Keys inside closed boxes, a question on probability
Assume, without loss of generality, that the $k$ random boxes contain keys numbered $1, 2, \ldots, k$. Accordingly, let $S(n,k)$ be the set of all permutations on $n$ elements such that each cycle has at least one of $1, 2, \ldots, k$. None of the permutations in $S(n+1,k)$ can have $n+1$ as a singleton cycle; thus each permutation in $S(n+1,k)$ must be obtained by inserting $n+1$ into a cycle in a permutation in $S(n,k)$. For each permutation in $S(n,k)$, there are $n$ ways to insert $n+1$ into one of its cycles; i.e., after each of the $n$ elements when the permutation is expressed as the product of disjoint cycles.

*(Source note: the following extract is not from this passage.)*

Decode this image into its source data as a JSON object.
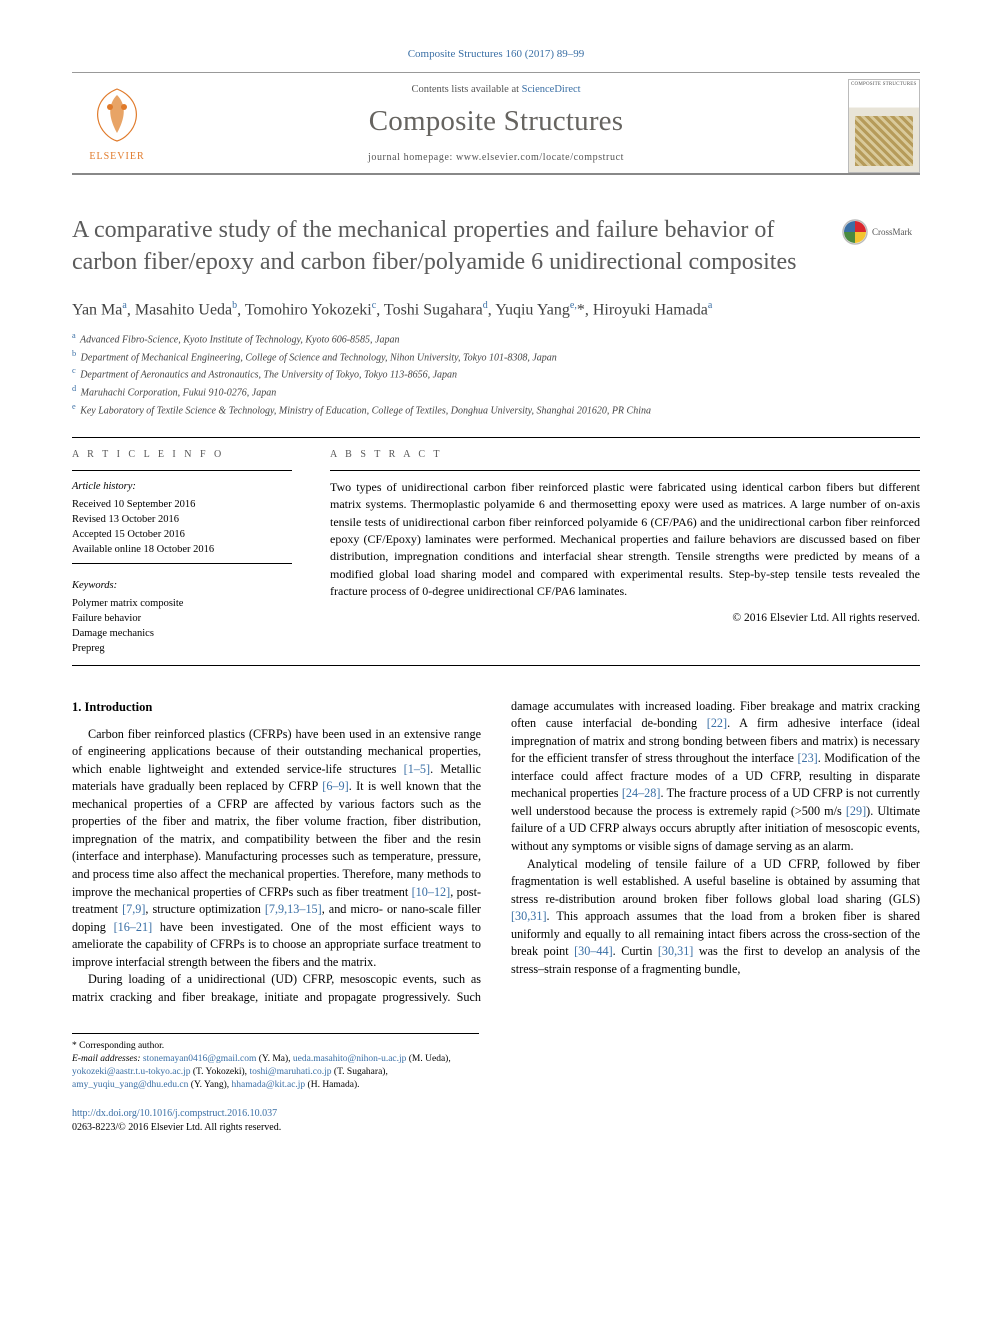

Thus $S(n+1,k) = n S(n,k)$. Since $S(k,k) = k!$, we have $S(n,k) = k! k (k+1) \cdots (n-1) = k (n-1)!$, and so the probability that we can open all boxes is $$\frac{S(n,k)}{n!} = \frac{k}{n}.$$
(The recurrence $S(n+1,k) = n S(n,k)$ is like the recurrence for the Stirling numbers of the first kind $s(n+1,k) = n s(n,k) + s(n,k-1)$ without the second term, as the second term comes from permutations in which $n+1$ forms its own cycle.)